By "expansionist," I take it you mean that the socio-cultural complex defined as "God-ism" [to use a dippy empty title] has a tendency, expressed as an overt desire, to extend its reach across other populations. This is not at all obvious. If Godism is "expansionist" in this sense, it does not, as did Cyrus for instance, wish to conquer other people and allow them to practice their preexisting traditions under new rule (i.e., pay your taxes and bow down before the elite natives, and you can otherwise do as you please). Again, it's not that Godism happens to be expanding effectively because, coincidentally, the Godist Empire is conquering very well at the moment, but rather, Godists deliberately wish to expand Godism for its own sake.
On this basis, it strikes me that the obvious counter-example to the "must have a prophetic figure" thing would be the Aztecs and the Triple Alliance. Not monotheistic, to be sure, but otherwise they pretty well fit your list of criteria.
Now if you define "prophetic figure" to mean any inspired leader-figure of some ongoing historical significance, you're going to be hard-pressed to find any socio-cultural complex that doesn't have these. But if the sort of prophetic figure you're looking for is a singular central figure, a name that acts as a core banner under which the faithful march to war and so forth, there actually aren't all that many examples -- and arguably, most of them are counter-examples.
Consider early Judaism, which fits every one of your criteria very effectively... except that, with some occasional remarkable exceptions, this was not a missionizing-converting sort of complex. Expansionist in every other sense, but not by way of conversion (usually -- there are some interesting moments when people are forced to circumcise at sword's point, quite literally).

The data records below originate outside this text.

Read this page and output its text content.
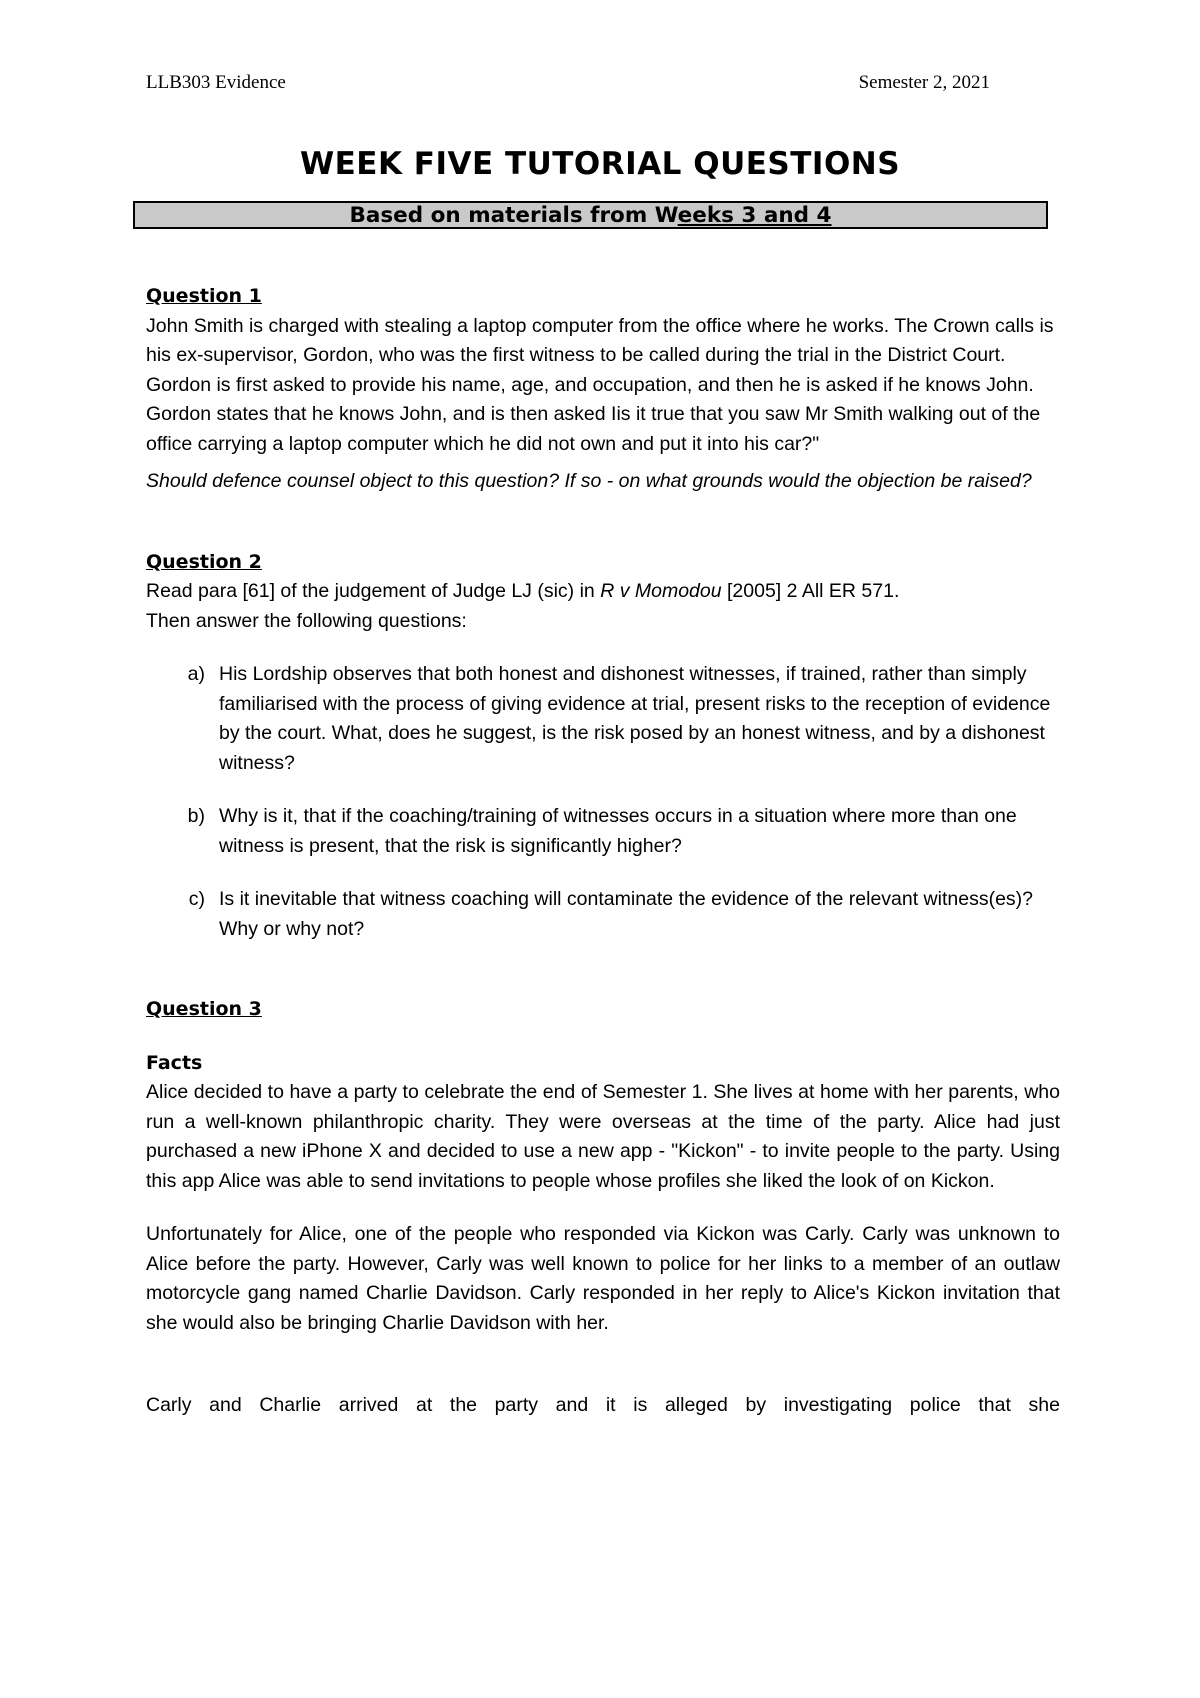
LLB303 Evidence	Semester 2, 2021
WEEK FIVE TUTORIAL QUESTIONS
Based on materials from Weeks 3 and 4

Question 1

John Smith is charged with stealing a laptop computer from the office where he works. The Crown calls is his ex-supervisor, Gordon, who was the first witness to be called during the trial in the District Court. Gordon is first asked to provide his name, age, and occupation, and then he is asked if he knows John. Gordon states that he knows John, and is then asked Iis it true that you saw Mr Smith walking out of the office carrying a laptop computer which he did not own and put it into his car?"

Should defence counsel object to this question? If so - on what grounds would the objection be raised?

Question 2

Read para [61] of the judgement of Judge LJ (sic) in R v Momodou [2005] 2 All ER 571.

Then answer the following questions:

a) His Lordship observes that both honest and dishonest witnesses, if trained, rather than simply familiarised with the process of giving evidence at trial, present risks to the reception of evidence by the court. What, does he suggest, is the risk posed by an honest witness, and by a dishonest witness?
b) Why is it, that if the coaching/training of witnesses occurs in a situation where more than one witness is present, that the risk is significantly higher?
c) Is it inevitable that witness coaching will contaminate the evidence of the relevant witness(es)? Why or why not?

Question 3

Facts

Alice decided to have a party to celebrate the end of Semester 1. She lives at home with her parents, who run a well-known philanthropic charity. They were overseas at the time of the party. Alice had just purchased a new iPhone X and decided to use a new app - "Kickon" - to invite people to the party. Using this app Alice was able to send invitations to people whose profiles she liked the look of on Kickon.

Unfortunately for Alice, one of the people who responded via Kickon was Carly. Carly was unknown to Alice before the party. However, Carly was well known to police for her links to a member of an outlaw motorcycle gang named Charlie Davidson. Carly responded in her reply to Alice's Kickon invitation that she would also be bringing Charlie Davidson with her.

Carly and Charlie arrived at the party and it is alleged by investigating police that she
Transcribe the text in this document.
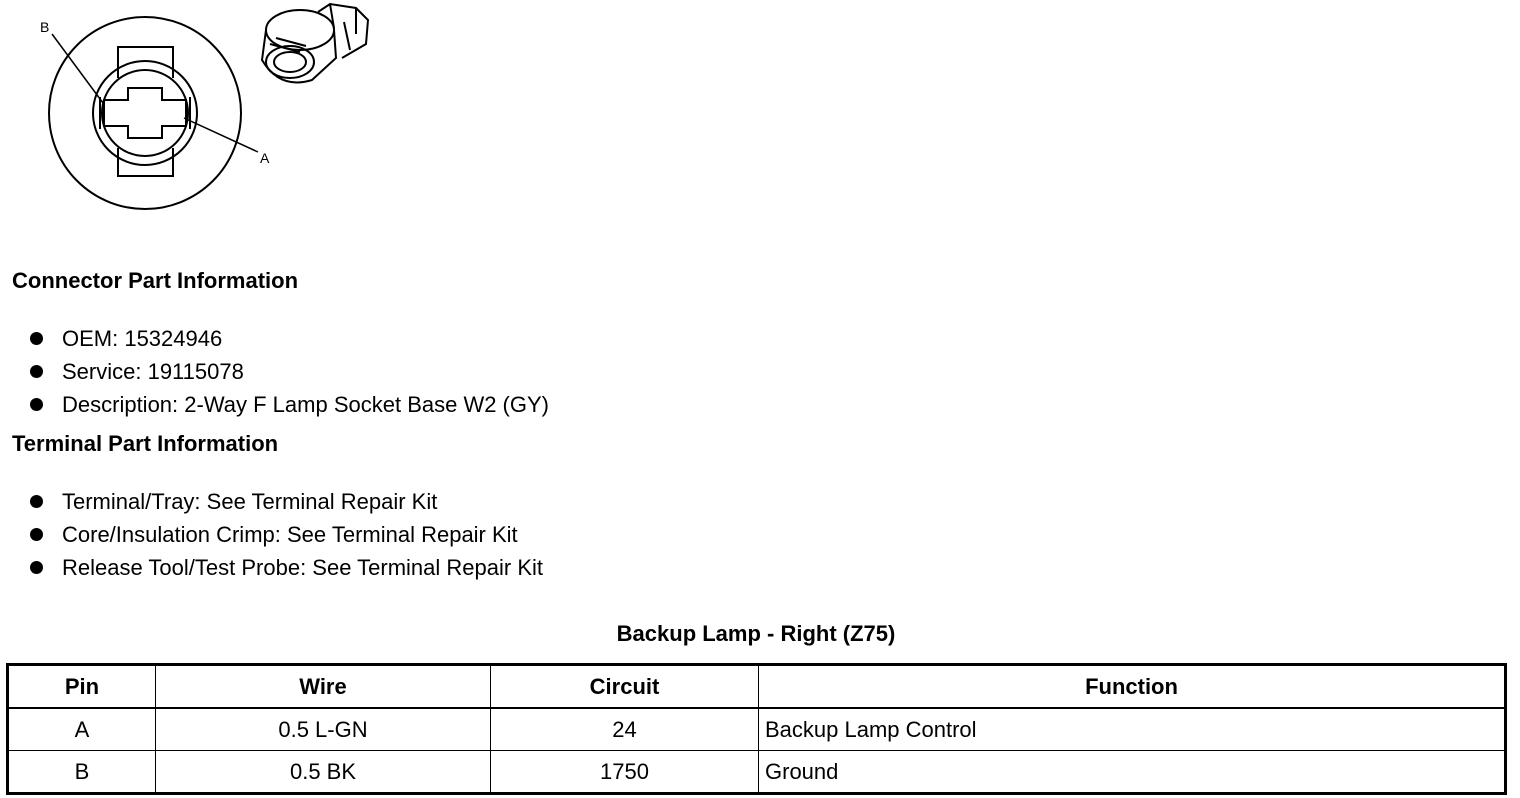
B
A
Connector Part Information
OEM: 15324946
Service: 19115078
Description: 2-Way F Lamp Socket Base W2 (GY)
Terminal Part Information
Terminal/Tray: See Terminal Repair Kit
Core/Insulation Crimp: See Terminal Repair Kit
Release Tool/Test Probe: See Terminal Repair Kit
Backup Lamp - Right (Z75)
Pin	Wire	Circuit	Function
A	0.5 L-GN	24	Backup Lamp Control
B	0.5 BK	1750	Ground
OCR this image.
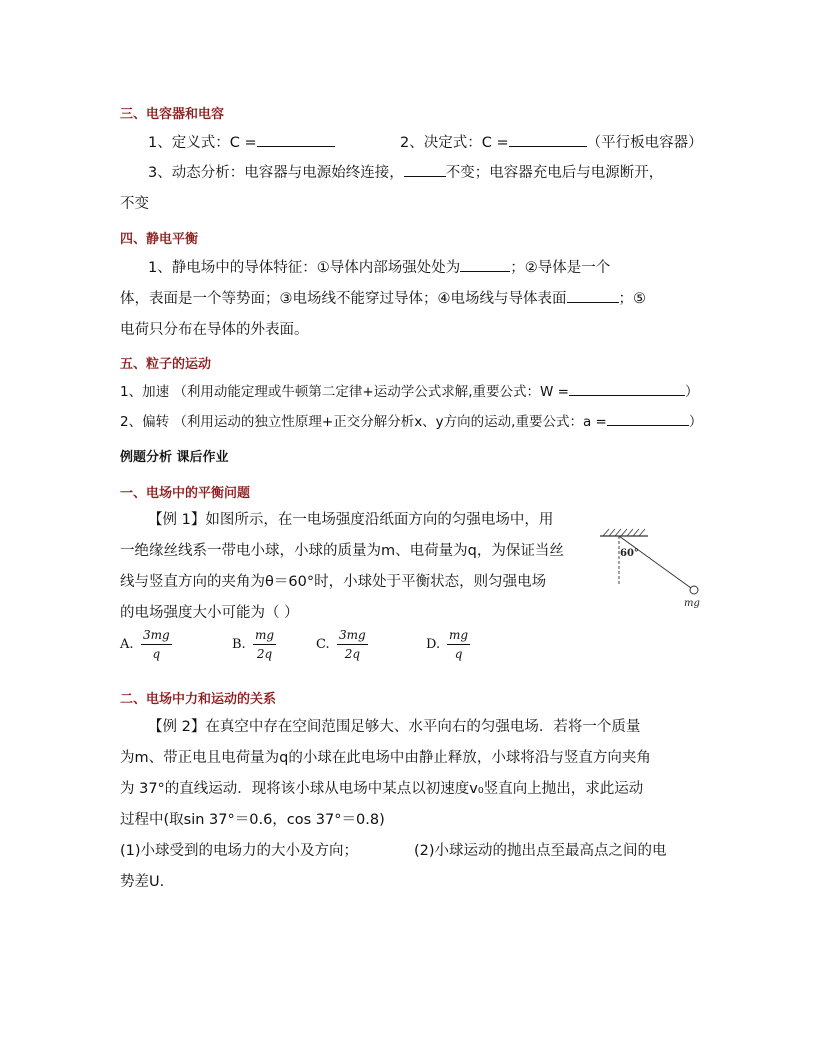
三、电容器和电容
1、定义式：C =	2、决定式：C =	（平行板电容器）
3、动态分析：电容器与电源始终连接，	不变；电容器充电后与电源断开，
不变
四、静电平衡
1、静电场中的导体特征：①导体内部场强处处为	；②导体是一个
体，表面是一个等势面；③电场线不能穿过导体；④电场线与导体表面	；⑤
电荷只分布在导体的外表面。
五、粒子的运动
1、加速 （利用动能定理或牛顿第二定律+运动学公式求解,重要公式：W =	）
2、偏转 （利用运动的独立性原理+正交分解分析x、y方向的运动,重要公式：a =	）
例题分析 课后作业
一、电场中的平衡问题
【例 1】如图所示，在一电场强度沿纸面方向的匀强电场中，用
一绝缘丝线系一带电小球，小球的质量为m、电荷量为q，为保证当丝
线与竖直方向的夹角为θ＝60°时，小球处于平衡状态，则匀强电场
的电场强度大小可能为（ ）
60°
mg
A.
3mg
q
B.
mg
2q
C.
3mg
2q
D.
mg
q
二、电场中力和运动的关系
【例 2】在真空中存在空间范围足够大、水平向右的匀强电场．若将一个质量
为m、带正电且电荷量为q的小球在此电场中由静止释放，小球将沿与竖直方向夹角
为 37°的直线运动．现将该小球从电场中某点以初速度v₀竖直向上抛出，求此运动
过程中(取sin 37°＝0.6，cos 37°＝0.8)
(1)小球受到的电场力的大小及方向；	(2)小球运动的抛出点至最高点之间的电
势差U.
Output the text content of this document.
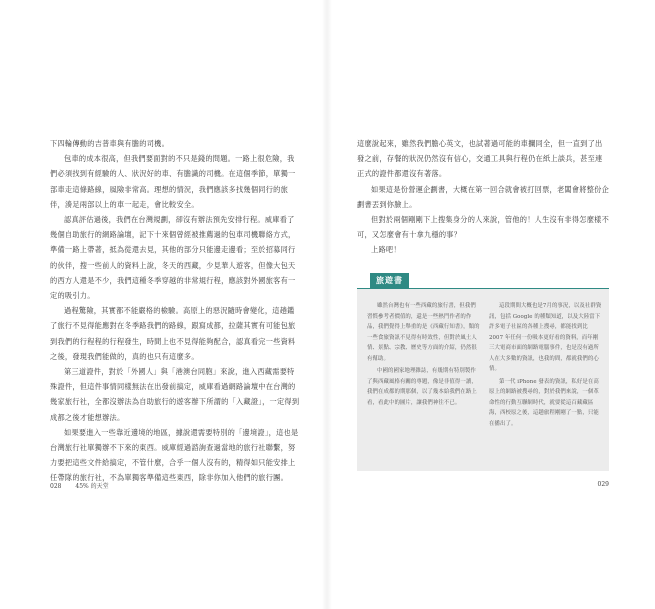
下四輪傳動的吉普車與有膽的司機。

包車的成本很高，但我們要面對的不只是錢的問題。一路上很危險，我們必須找到有經驗的人、狀況好的車、有膽識的司機。在這個季節，單獨一部車走這條路線，風險非常高。理想的情況，我們應該多找幾個同行的旅伴，湊足兩部以上的車一起走，會比較安全。

認真評估過後，我們在台灣規劃，卻沒有辦法預先安排行程。威庫看了幾個自助旅行的網路論壇，記下十來個曾經被推薦過的包車司機聯絡方式，準備一路上帶著，抵為從還去見，其他的部分只能邊走邊看；至於招募同行的伙伴，搜一些前人的資料上說，冬天的西藏，少見華人遊客，但像大包天的西方人還是不少，我們這種冬季穿越的非常規行程，應該對外國旅客有一定的吸引力。

過程驚險，其實都不能嚴格的檢驗。高原上的惡況隨時會變化，這趟鑑了旅行不見得能應對在冬季路我們的路線，跟寫成都，拉薩其實有可能包旅到我們的行程程的行程發生，時間上也不見得能夠配合，認真看完一些資料之後，發現我們能做的，真的也只有這麼多。

第三道證件，對於「外國人」與「港澳台同胞」來說，進入西藏需要特殊證件，但這件事情同樣無法在出發前搞定，威庫看過網路論壇中在台灣的幾家旅行社，全都沒辦法為自助旅行的遊客辦下所謂的「入藏證」，一定得到成都之後才能想辦法。

如果要進入一些靠近邊境的地區，據說還需要特別的「邊境證」，這也是台灣旅行社單獨辦不下來的東西。威庫經過諮詢查過當地的旅行社聯繫，努力要把這些文件給搞定，不管什麼，合乎一個人沒有的，精得如只能安排上任帶隊的旅行社，不為單獨客準備這些東西，除非你加入他們的旅行團。

028 45% 的天堂

這麼說起來，雖然我們膽心英文，也試著過可能的車攔同全，但一直到了出發之前，存餐的狀況仍然沒有信心，交通工具與行程仍在紙上談兵，甚至連正式的證件都還沒有著落。

如果這是份營運企劃書，大概在第一回合就會被打回票，老闆會將整份企劃書丟到你臉上。

但對於兩個剛剛下上搜集身分的人來說，管他的！人生沒有非得怎麼樣不可，又怎麼會有十拿九穩的事？

上路吧！

旅遊書

雖然台灣也有一些西藏的旅行書，但我們習慣參考者價值的，還是一些熱門作者的作品，我們覺得上舉重的是《西藏行知書》，類的一些食旅資訊不見得有時效性，但對於風土人情、景點、宗教、歷史等方面的介紹，仍然很有幫助。

中國的國家地理雜誌，有幾期有特別製作了與西藏風格有關的專題，像是非值得一讀，我們在成都的期那個，以了幾本給我們在路上看，看此中的圖片，讓我們神往不已。

這段期間大概也是7月的事況，以及社群資訊，包括 Google 的種類知道，以及大陸當下許多電子社區的各種上搜尋，都能找到比 2007 年任何一份吸本更好看的資料，而年剛三大電商市面的網路電腦事件，也是沒有過所人在大多數的資訊，也我的間，都就我們的心情。

第一代 iPhone 發表的資訊，私好是在高原上的網路被搜尋的，對於我們來說，一個革命性的行動互聯網時代，就要從這百藏藏區海，西校原之後，這趟旅程剛剛了一點，只能在播出了。

029
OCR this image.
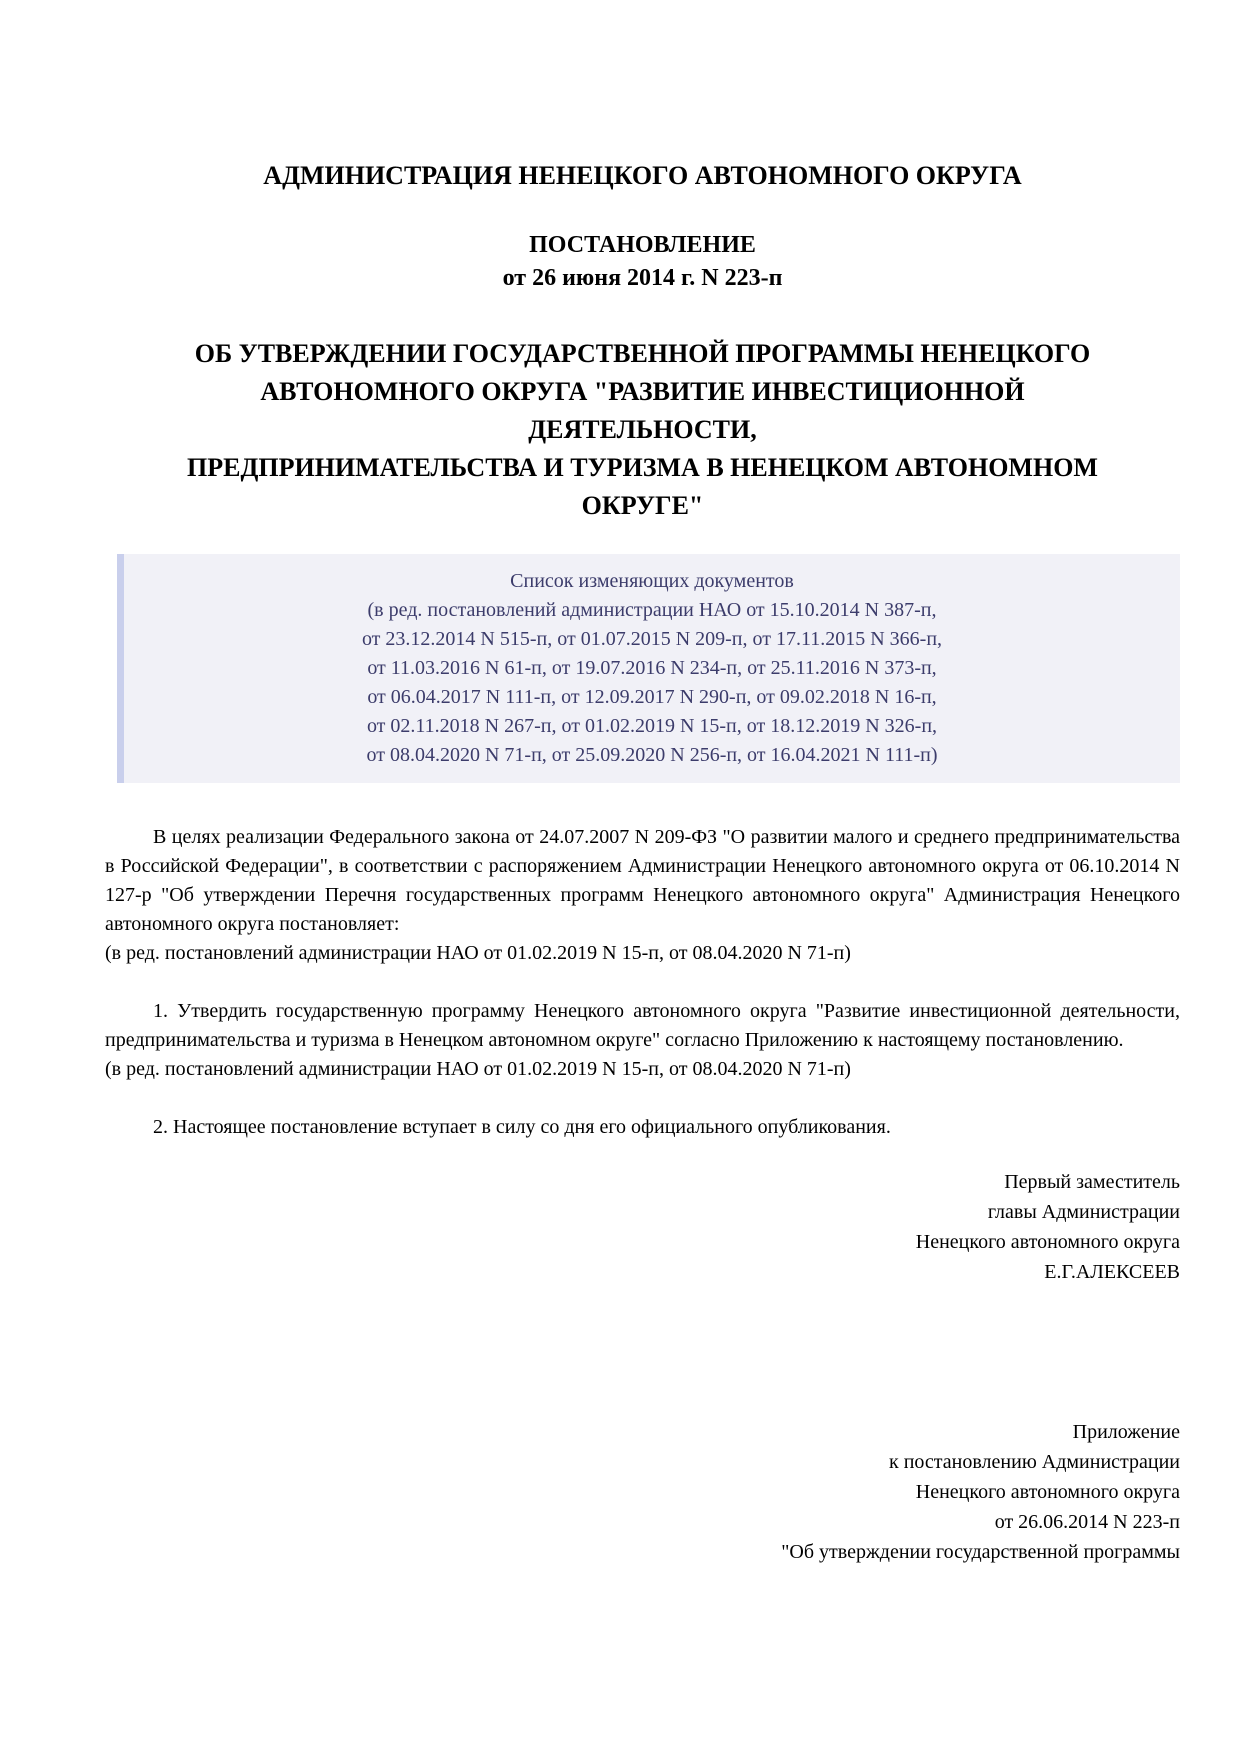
АДМИНИСТРАЦИЯ НЕНЕЦКОГО АВТОНОМНОГО ОКРУГА
ПОСТАНОВЛЕНИЕ
от 26 июня 2014 г. N 223-п
ОБ УТВЕРЖДЕНИИ ГОСУДАРСТВЕННОЙ ПРОГРАММЫ НЕНЕЦКОГО
АВТОНОМНОГО ОКРУГА "РАЗВИТИЕ ИНВЕСТИЦИОННОЙ
ДЕЯТЕЛЬНОСТИ,
ПРЕДПРИНИМАТЕЛЬСТВА И ТУРИЗМА В НЕНЕЦКОМ АВТОНОМНОМ
ОКРУГЕ"
Список изменяющих документов
(в ред. постановлений администрации НАО от 15.10.2014 N 387-п,
от 23.12.2014 N 515-п, от 01.07.2015 N 209-п, от 17.11.2015 N 366-п,
от 11.03.2016 N 61-п, от 19.07.2016 N 234-п, от 25.11.2016 N 373-п,
от 06.04.2017 N 111-п, от 12.09.2017 N 290-п, от 09.02.2018 N 16-п,
от 02.11.2018 N 267-п, от 01.02.2019 N 15-п, от 18.12.2019 N 326-п,
от 08.04.2020 N 71-п, от 25.09.2020 N 256-п, от 16.04.2021 N 111-п)
В целях реализации Федерального закона от 24.07.2007 N 209-ФЗ "О развитии малого и среднего предпринимательства в Российской Федерации", в соответствии с распоряжением Администрации Ненецкого автономного округа от 06.10.2014 N 127-р "Об утверждении Перечня государственных программ Ненецкого автономного округа" Администрация Ненецкого автономного округа постановляет:
(в ред. постановлений администрации НАО от 01.02.2019 N 15-п, от 08.04.2020 N 71-п)
1. Утвердить государственную программу Ненецкого автономного округа "Развитие инвестиционной деятельности, предпринимательства и туризма в Ненецком автономном округе" согласно Приложению к настоящему постановлению.
(в ред. постановлений администрации НАО от 01.02.2019 N 15-п, от 08.04.2020 N 71-п)
2. Настоящее постановление вступает в силу со дня его официального опубликования.
Первый заместитель
главы Администрации
Ненецкого автономного округа
Е.Г.АЛЕКСЕЕВ
Приложение
к постановлению Администрации
Ненецкого автономного округа
от 26.06.2014 N 223-п
"Об утверждении государственной программы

And then there are many periods and moments in Islamic, Roman Catholic, Protestant, and Orthodox history when expansionism was emphatically non-violent, to the point that it produced far more martyrs than converts. Does that count?
The problem with producing a lot of real-world examples is that monotheism isn't really all that common, and on the whole, it has apparently happened with prophetic figures of some sort. On the other hand, you'd be hard-pressed to demonstrate that any one figure in these traditions so absolutely dominates as to obscure all others. (I am reminded of the Shi'ite fascination with figures other than Muhammad, the utterly central role of St. Paul in most Christianities until quite recently, and the wide variety of Jewish central-prophet figures apart from Moses.)
I am aware that some have argued -- Karl Jaspers' "Axial Age" [Achsenzeit, if memory serves] proposal is the most famous, though not the first -- that centrally-dominant prophetic figures are an essential characteristic of expansionist, civilizing religions. But there are an awful lot of vehement counter-arguments as well.
In short, I see no reason whatever that you can't have the situation you've described without central prophetic figures if you don't want them.